The Verisma disclosure management community was fortunate to be briefed last week by Timothy Noonan, JD, Deputy Director for Health Information Privacy at the HHS Office for Civil Rights (OCR). OCR administers and enforces the Health Insurance Portability and Accountability Act (HIPAA) and compliance with HIPAA’s Privacy Rule is a central focus for release of information professionals. His webinar update covered three very timely and important topics:

  • Recent privacy-related COVID-19 guidance and bulletins
  • OCR’s Right of Access Initiative, and
  • Developments regarding the Right to Direct health records to a third party.

Mr. Noonan had been scheduled to address Verisma’s 4th Annual Disclosure Management Summit in early May, cancelled due to the COVID-19 pandemic. The Webinar provided an opportunity to cover COVID-related guidance and as Noonan noted, it was a first opportunity this year for OCR to address its Right of Access Initiative.  (The webinar archive is available from Davy Simanivanh at

 COVID-19 Guidance

We are grateful to Mr. Noonan and the team at the Office for Civil Rights for its rapid fire response to COVID-19 in issuing seven (7) guidance documents in about the same number of weeks.
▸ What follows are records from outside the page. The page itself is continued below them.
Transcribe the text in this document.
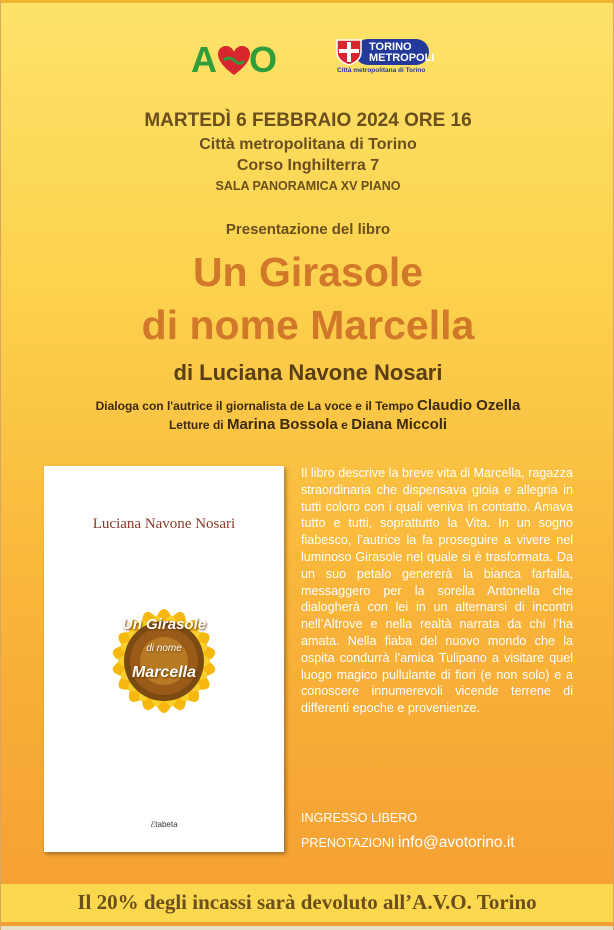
A O	TORINO
METROPOLI
Città metropolitana di Torino
MARTEDÌ 6 FEBBRAIO 2024 ORE 16
Città metropolitana di Torino
Corso Inghilterra 7
SALA PANORAMICA XV PIANO
Presentazione del libro
Un Girasole
di nome Marcella
di Luciana Navone Nosari
Dialoga con l'autrice il giornalista de La voce e il Tempo Claudio Ozella
Letture di Marina Bossola e Diana Miccoli
Luciana Navone Nosari
Un Girasole
di nome
Marcella
ℰtabeta
Il libro descrive la breve vita di Marcella, ragazza straordinaria che dispensava gioia e allegria in tutti coloro con i quali veniva in contatto. Amava tutto e tutti, soprattutto la Vita. In un sogno fiabesco, l’autrice la fa proseguire a vivere nel luminoso Girasole nel quale si è trasformata. Da un suo petalo genererà la bianca farfalla, messaggero per la sorella Antonella che dialogherà con lei in un alternarsi di incontri nell’Altrove e nella realtà narrata da chi l’ha amata. Nella fiaba del nuovo mondo che la ospita condurrà l’amica Tulipano a visitare quel luogo magico pullulante di fiori (e non solo) e a conoscere innumerevoli vicende terrene di differenti epoche e provenienze.
INGRESSO LIBERO
PRENOTAZIONI info@avotorino.it
Il 20% degli incassi sarà devoluto all’A.V.O. Torino
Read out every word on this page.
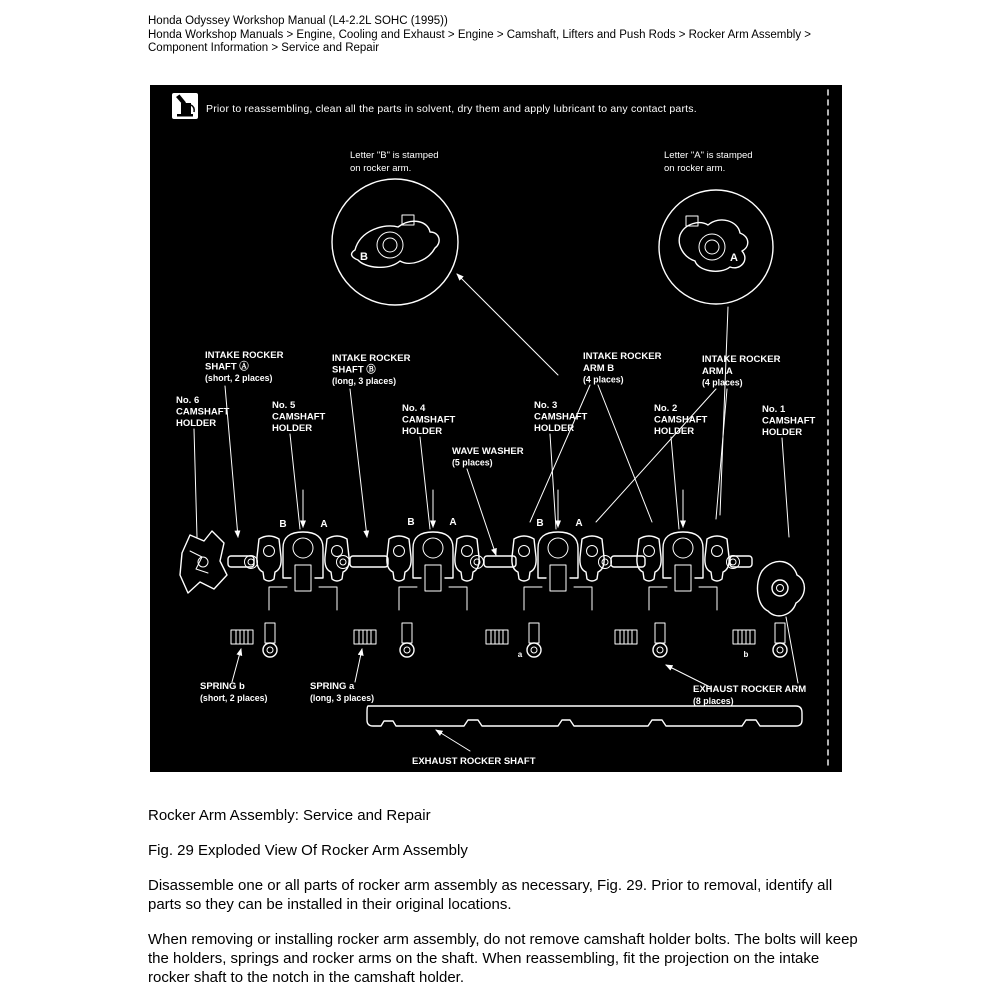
Honda Odyssey Workshop Manual (L4-2.2L SOHC (1995))
Honda Workshop Manuals > Engine, Cooling and Exhaust > Engine > Camshaft, Lifters and Push Rods > Rocker Arm Assembly > Component Information > Service and Repair
Prior to reassembling, clean all the parts in solvent, dry them and apply lubricant to any contact parts.
Letter "B" is stamped
on rocker arm.
B
Letter "A" is stamped
on rocker arm.
A
INTAKE ROCKER
SHAFT Ⓐ
(short, 2 places)
INTAKE ROCKER
SHAFT Ⓑ
(long, 3 places)
INTAKE ROCKER
ARM B
(4 places)
INTAKE ROCKER
ARM A
(4 places)
No. 6
CAMSHAFT
HOLDER
No. 5
CAMSHAFT
HOLDER
No. 4
CAMSHAFT
HOLDER
No. 3
CAMSHAFT
HOLDER
No. 2
CAMSHAFT
HOLDER
No. 1
CAMSHAFT
HOLDER
WAVE WASHER
(5 places)
SPRING b
(short, 2 places)
SPRING a
(long, 3 places)
EXHAUST ROCKER ARM
(8 places)
EXHAUST ROCKER SHAFT
B	A	B	A	B	A
a	b
Rocker Arm Assembly: Service and Repair
Fig. 29 Exploded View Of Rocker Arm Assembly
Disassemble one or all parts of rocker arm assembly as necessary, Fig. 29. Prior to removal, identify all parts so they can be installed in their original locations.
When removing or installing rocker arm assembly, do not remove camshaft holder bolts. The bolts will keep the holders, springs and rocker arms on the shaft. When reassembling, fit the projection on the intake rocker shaft to the notch in the camshaft holder.
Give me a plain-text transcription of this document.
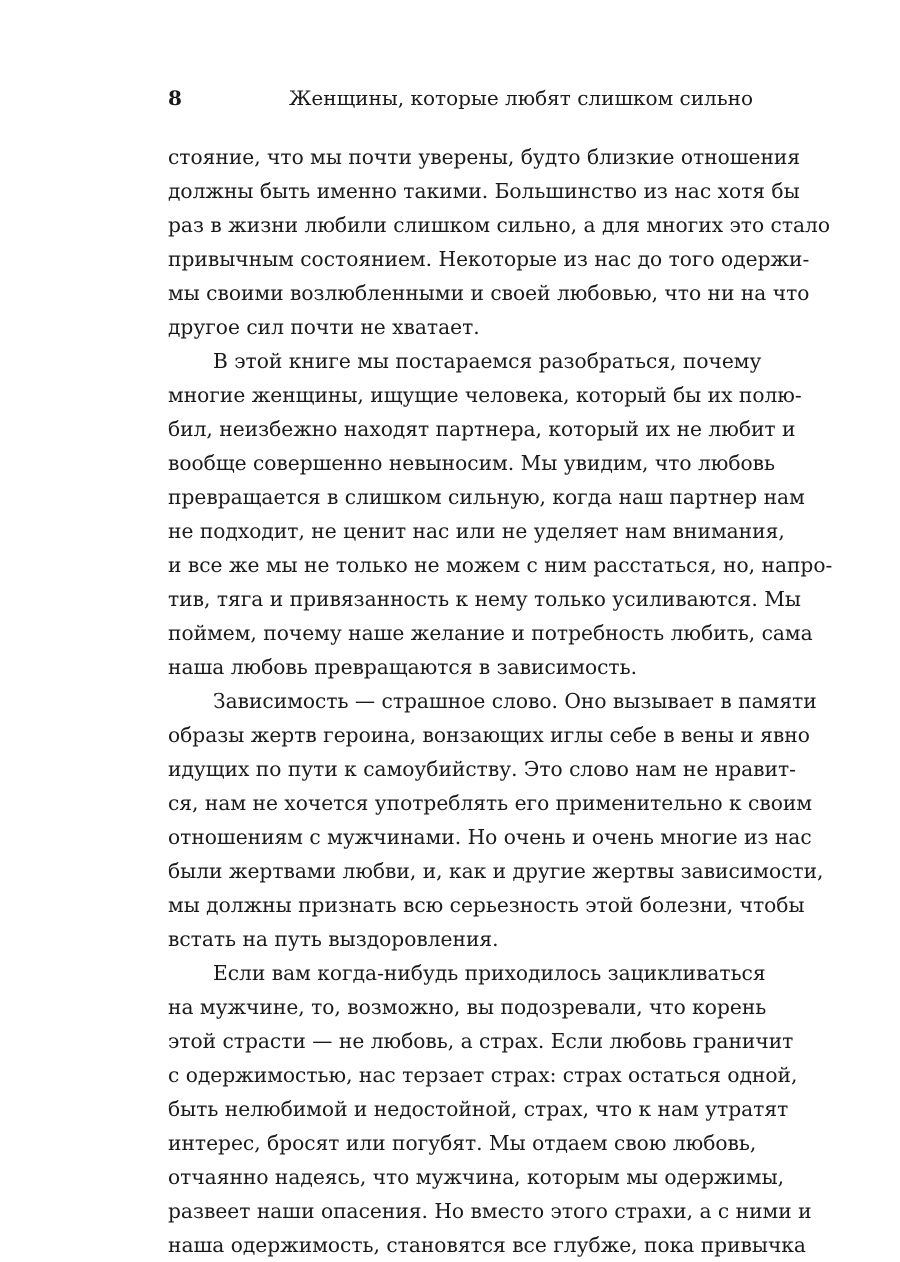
8	Женщины, которые любят слишком сильно
стояние, что мы почти уверены, будто близкие отношения
должны быть именно такими. Большинство из нас хотя бы
раз в жизни любили слишком сильно, а для многих это стало
привычным состоянием. Некоторые из нас до того одержи-
мы своими возлюбленными и своей любовью, что ни на что
другое сил почти не хватает.
В этой книге мы постараемся разобраться, почему
многие женщины, ищущие человека, который бы их полю-
бил, неизбежно находят партнера, который их не любит и
вообще совершенно невыносим. Мы увидим, что любовь
превращается в слишком сильную, когда наш партнер нам
не подходит, не ценит нас или не уделяет нам внимания,
и все же мы не только не можем с ним расстаться, но, напро-
тив, тяга и привязанность к нему только усиливаются. Мы
поймем, почему наше желание и потребность любить, сама
наша любовь превращаются в зависимость.
Зависимость — страшное слово. Оно вызывает в памяти
образы жертв героина, вонзающих иглы себе в вены и явно
идущих по пути к самоубийству. Это слово нам не нравит-
ся, нам не хочется употреблять его применительно к своим
отношениям с мужчинами. Но очень и очень многие из нас
были жертвами любви, и, как и другие жертвы зависимости,
мы должны признать всю серьезность этой болезни, чтобы
встать на путь выздоровления.
Если вам когда-нибудь приходилось зацикливаться
на мужчине, то, возможно, вы подозревали, что корень
этой страсти — не любовь, а страх. Если любовь граничит
с одержимостью, нас терзает страх: страх остаться одной,
быть нелюбимой и недостойной, страх, что к нам утратят
интерес, бросят или погубят. Мы отдаем свою любовь,
отчаянно надеясь, что мужчина, которым мы одержимы,
развеет наши опасения. Но вместо этого страхи, а с ними и
наша одержимость, становятся все глубже, пока привычка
The guidance helps front line care givers, first responders, public health officials, privacy and compliance officers, and health information professionals by clarifying common Privacy Rule questions such as sharing patient information without authorization with family and friends and public health.  Guidance expands flexibility, where needed, to get essential (read ‘minimally necessary’) information to those who need it to care for people in a time of crisis.

Guidance also addresses challenges relating to rapid expansion of telehealth, the ramp up of community-based testing, and media and film crew access to protected health information in a public health emergency.  Guidance outlines limits to enforcement discretion where good faith efforts by covered entities and business associates to fully comply with the Privacy Rule are a barrier to supporting critical public health and health oversight needs. If you haven’t already done so, visit the HIPAA and COVID-19 Web Page and become familiar with the guidance and its cautions.[1]

Right of Access Initiative

OCR is responsible for teaching covered entities and business associates and educating communities about the Privacy Rule (and other areas of civil rights).  It is also responsible for investigating complaints to determine whether they constitute violations.  Often areas of violation can be resolved by education coupled with a corrective action plan. Generally, the agency encourages corrective action and such encouragement produces change. For areas of egregious violation or failed corrective action, OCR has enforcement authority.

Mr. Noonan reported that OCR recieves over 26,000 complaints each year on some aspect of HIPAA and that complaints regarding Right of Access violations are increasingly common. He emphasized that the Right of Access is the “cornerstone of the Privacy Rule.” Accordingly, in February 2019, OCR announced that Right of Access violations would be a priority for HIPAA enforcement and two enforcement actions were announced in late 2019.  (Verisma addressed these in its December 17, 2019 Webinar: Turning Up the Heat! HHS Initiates Access Enforcement)  Mr. Noonan reminded us that the enforcement actions taken represent demonstrated systemic non-compliance. Effective release of information is characterized by policies and procedures that advance an individual’s Right of Access, including the right of individuals to exercise their privacy preferences and assert their information rights.

Right to Direct Health Records to a Third Party

One of these rights is to direct health records to a third party. Mr. Noonan reviewed elements of the January 2020 lawsuit settlement that vacated previous OCR policy limiting fees for authorized provision of health records to third parties—such as law firms and life insurance companies.  Mr. Noonan reiterated that this policy revision does not affect the individual’s right to access their protected health information.

The Health Insurance Portability and Accountability Act (HIPAA) is a multi-part law enacted by Congress in 1996.  Its privacy provisions went into effect over 17 years ago, at a time when health information was largely stored on paper and population health and patient engagement were not yet central strategies for health improvement.  In 2018, OCR issued a Request for Information (RFI) on areas where the Rule might be improved.In 2018, OCR issued a Request for Information (RFI) on areas where the Rule might be improved.  Now, a Notice of Proposed Rulemaking (NPRM) based on feedback obtained through the RFI is under internal review.  Mr. Noonan encouraged our community to read, reflect, and comment on the NPRM when it is published in the Federal Register, most likely later this year.  While privacy rights are enduring, how they are best protected must evolve to be relevant.